Andrew Cuomo has closed down all nonessential businesses and has sought manufacturers who can make protective gear for health-care workers. He’s gotten the Army Corps of Engineers to find sites that can quickly be changed into hospitals.

“We learned from China. We learned from South Korea, and Italy. The lesson was loud and clear. Do everything you can as soon as you can, and that’s exactly what we've done here in New York,” Cuomo told CNN’s Wolf Blitzer on Sunday. “I can't do anything else. I’m at zero non-essential workers. You can’t go below zero.

The governor also said on Sunday, “The timeline, nobody can tell you, it depends on how we handle it, but 40 percent, up to 80 percent of the population will wind up getting this virus. All we’re trying to do is slow the spread but it will spread. It is that contagious.” 

China changed the trajectory, which we have not yet done, the governor said.

But we must. 

Last week, Dennis McKenna, president of Albany Medical Center, said that the center is following government directives, “which is now still a containment philosophy.” He went on, “If it turns to mitigation, we’ll shift.”

We hope the governor stays with a containment or suppression strategy. Mitigation attempts to flatten the curve, to make the disease better managed by the health-care system.

But suppression applies heavy measures to get the virus quickly under control. A paper by Tomas Pueyo, “Coronavirus: The Hammer and the Dance,” — based on data collected by citizens in affected countries around the world — argues that, by going hard on suppression right now, the death toll will be in the thousands rather than the millions.

Pueyo writes that some governments, like those in South Korea, Singapore, and China, showed that three to eight weeks of suppression can get the virus under control. He calls this bringing down the hammer — shutting businesses, having people stay home, forbidding gatherings.

Similarly, Yaneer Bar-Yam, an MIT-trained physicist and complexity scientist who studies pandemics, has argued, “The fastest and even the only way to contain COVID-19 in the United States is a five-week national lockdown.”

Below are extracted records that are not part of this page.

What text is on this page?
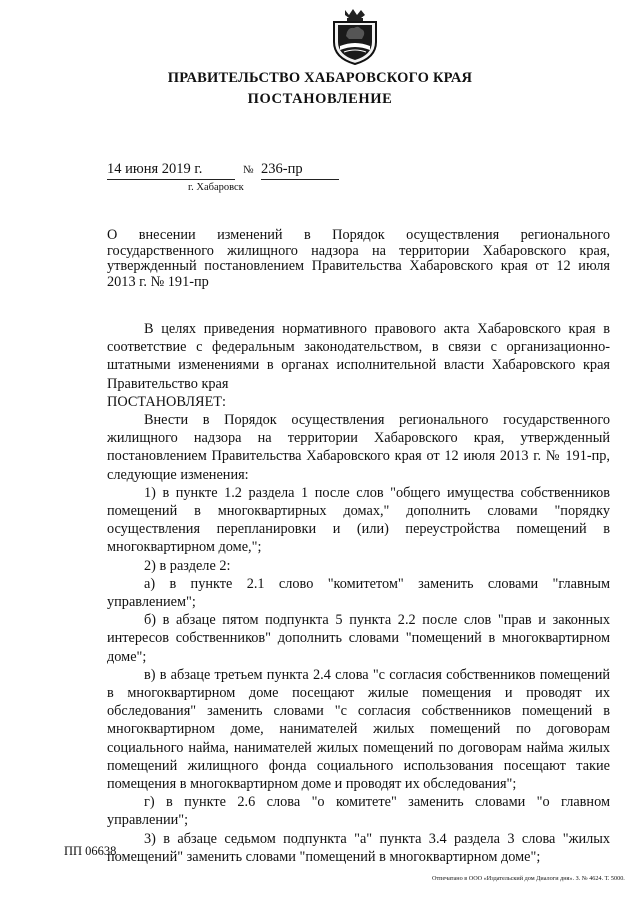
ПРАВИТЕЛЬСТВО ХАБАРОВСКОГО КРАЯ
ПОСТАНОВЛЕНИЕ
14 июня 2019 г.	№ 236-пр
г. Хабаровск
О внесении изменений в Порядок осуществления регионального государственного жилищного надзора на территории Хабаровского края, утвержденный постановлением Правительства Хабаровского края от 12 июля 2013 г. № 191-пр

В целях приведения нормативного правового акта Хабаровского края в соответствие с федеральным законодательством, в связи с организационно-штатными изменениями в органах исполнительной власти Хабаровского края Правительство края

ПОСТАНОВЛЯЕТ:

Внести в Порядок осуществления регионального государственного жилищного надзора на территории Хабаровского края, утвержденный постановлением Правительства Хабаровского края от 12 июля 2013 г. № 191-пр, следующие изменения:

1) в пункте 1.2 раздела 1 после слов "общего имущества собственников помещений в многоквартирных домах," дополнить словами "порядку осуществления перепланировки и (или) переустройства помещений в многоквартирном доме,";

2) в разделе 2:

а) в пункте 2.1 слово "комитетом" заменить словами "главным управлением";

б) в абзаце пятом подпункта 5 пункта 2.2 после слов "прав и законных интересов собственников" дополнить словами "помещений в многоквартирном доме";

в) в абзаце третьем пункта 2.4 слова "с согласия собственников помещений в многоквартирном доме посещают жилые помещения и проводят их обследования" заменить словами "с согласия собственников помещений в многоквартирном доме, нанимателей жилых помещений по договорам социального найма, нанимателей жилых помещений по договорам найма жилых помещений жилищного фонда социального использования посещают такие помещения в многоквартирном доме и проводят их обследования";

г) в пункте 2.6 слова "о комитете" заменить словами "о главном управлении";

3) в абзаце седьмом подпункта "а" пункта 3.4 раздела 3 слова "жилых помещений" заменить словами "помещений в многоквартирном доме";

ПП 06638
Отпечатано в ООО «Издательский дом Диалоги дня». З. № 4624. Т. 5000.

Those five weeks, Bar-Yam writes, “will give us time to dramatically scale up our supply of COVID-19 test kits and capacity to process them.” After the lockdown, only sick individuals and their immediate contacts will need to be isolated, he says.

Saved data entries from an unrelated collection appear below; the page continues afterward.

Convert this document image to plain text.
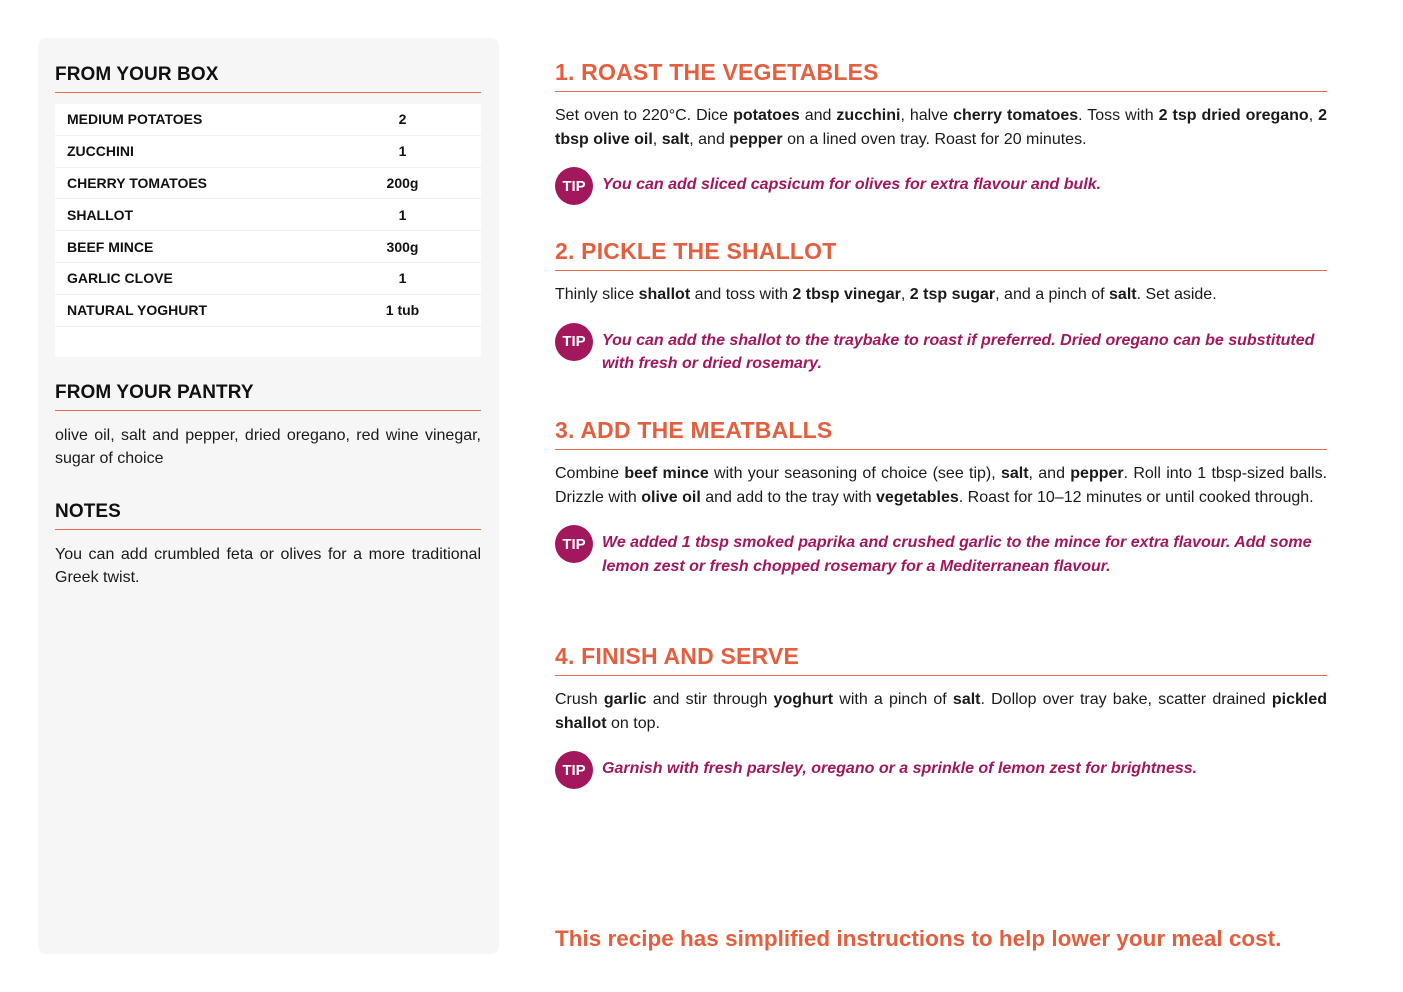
FROM YOUR BOX
MEDIUM POTATOES	2
ZUCCHINI	1
CHERRY TOMATOES	200g
SHALLOT	1
BEEF MINCE	300g
GARLIC CLOVE	1
NATURAL YOGHURT	1 tub
FROM YOUR PANTRY
olive oil, salt and pepper, dried oregano, red wine vinegar, sugar of choice
NOTES
You can add crumbled feta or olives for a more traditional Greek twist.
1. ROAST THE VEGETABLES
Set oven to 220°C. Dice potatoes and zucchini, halve cherry tomatoes. Toss with 2 tsp dried oregano, 2 tbsp olive oil, salt, and pepper on a lined oven tray. Roast for 20 minutes.
TIP	You can add sliced capsicum for olives for extra flavour and bulk.
2. PICKLE THE SHALLOT
Thinly slice shallot and toss with 2 tbsp vinegar, 2 tsp sugar, and a pinch of salt. Set aside.
TIP	You can add the shallot to the traybake to roast if preferred. Dried oregano can be substituted with fresh or dried rosemary.
3. ADD THE MEATBALLS
Combine beef mince with your seasoning of choice (see tip), salt, and pepper. Roll into 1 tbsp-sized balls. Drizzle with olive oil and add to the tray with vegetables. Roast for 10–12 minutes or until cooked through.
TIP	We added 1 tbsp smoked paprika and crushed garlic to the mince for extra flavour. Add some lemon zest or fresh chopped rosemary for a Mediterranean flavour.
4. FINISH AND SERVE
Crush garlic and stir through yoghurt with a pinch of salt. Dollop over tray bake, scatter drained pickled shallot on top.
TIP	Garnish with fresh parsley, oregano or a sprinkle of lemon zest for brightness.
This recipe has simplified instructions to help lower your meal cost.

“If you hammer the coronavirus, within a few weeks you’ve controlled it and you’re in much better shape to address it,” Pueyo writes. “Now comes the longer-term effort to keep this virus contained until there’s a vaccine.” That’s “the dance,” to keep the virus from breaking out again until vaccinations arrive.

But, Pueyo argues, many countries, including the United States, have so far chosen the mitigation path.

“That means they’re giving up without a fight. They see other countries having successfully fought this, but they say: ‘We can’t do that!’

“What if Churchill had said the same thing? ‘Nazis are already everywhere in Europe. We can’t fight them. Let’s just give up.’ This is what many governments around the world are doing today. They’re not giving you a chance to fight this. You have to demand it.”

He has drafted a petition to the White House and is seeking 100,000 signatures.

Pueyo’s reference to Winston Churchill reminded us of something else the British Prime Minister said, in the third volume of “The Second World War”: “There is no worse mistake in public leadership than to hold out false hopes soon to be swept away.  The … people can face peril or misfortune with fortitude and buoyancy, but they bitterly resent being deceived or finding that those responsible for their affairs are themselves dwelling in a fool’s paradise.”

We don’t want to hear false claims that a cure for malaria may solve this problem or that summer weather will end the threat of the coronavirus. We appreciate our county and state leaders giving us a daily dose of the truth.

Now we need to act on the requirements — stay home, save lives.